Вот, значит, все это мне и сообщил следователь. Ну а допрос ничего не дал. Подозреваемый все начисто отрицал, а коль, по его словам, не было действий, то на неточностях и вранье поймать его не получилось. И все улики были косвенные, да и тех-то — кот наплакал. В общем, после допроса следователь мрачно констатировал, что придется его выпускать под подписку о невыезде, — и Серега, сказав это, ухмыльнулся. Довольно злорадно! Потом, помолчав немного, сказал:
— Жалко Татьяну Ивановну — так убитую звали, — пояснил он.

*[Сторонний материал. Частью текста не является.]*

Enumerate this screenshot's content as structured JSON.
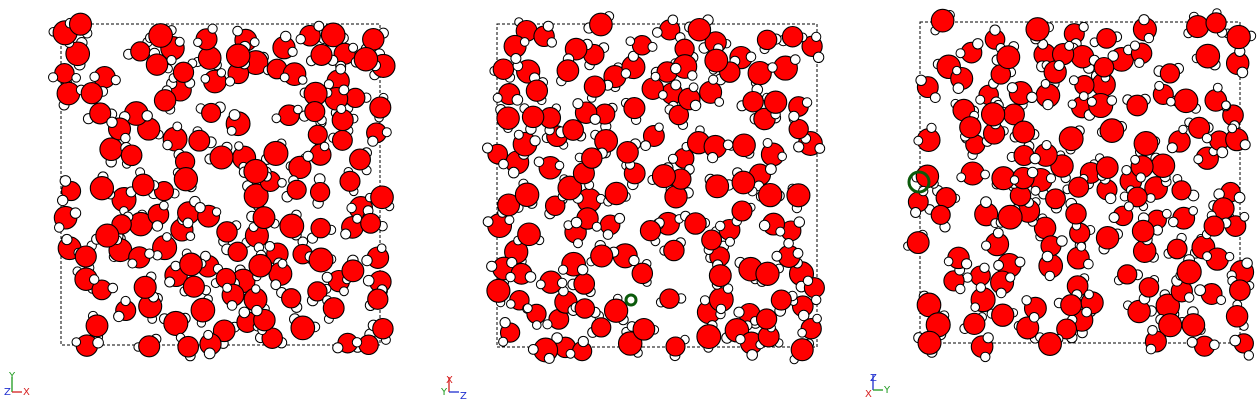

— Ну так, а в чем твои-то заслуги? — спросил Биттер. — Ты-то чем помог следствию?
— Я? А вот чем. Когда подозреваемого увели — пока в наручниках! — мы втроем, как и обещалось, сели за стол выпить по соточке. И вот, в «ходе распития спиртных напитков на рабочем месте» мы стали листать уголовное дело, и мне попалось объяснение племянника убитой. С его слов, дело обстояло так: когда он зашел во двор, то увидел, что дверь в дом была не заперта. Он зашел в комнату и увидел, что тетка сидит на полу, привалившись спиной к сиденью дивана. Он подумал, что ей плохо, и положил ее на сиденье дивана, и только тогда увидел, что на груди кровь и рана… Тут у меня в голове, — сказал Сергей, — что-то щелкнуло, и я вспомнил!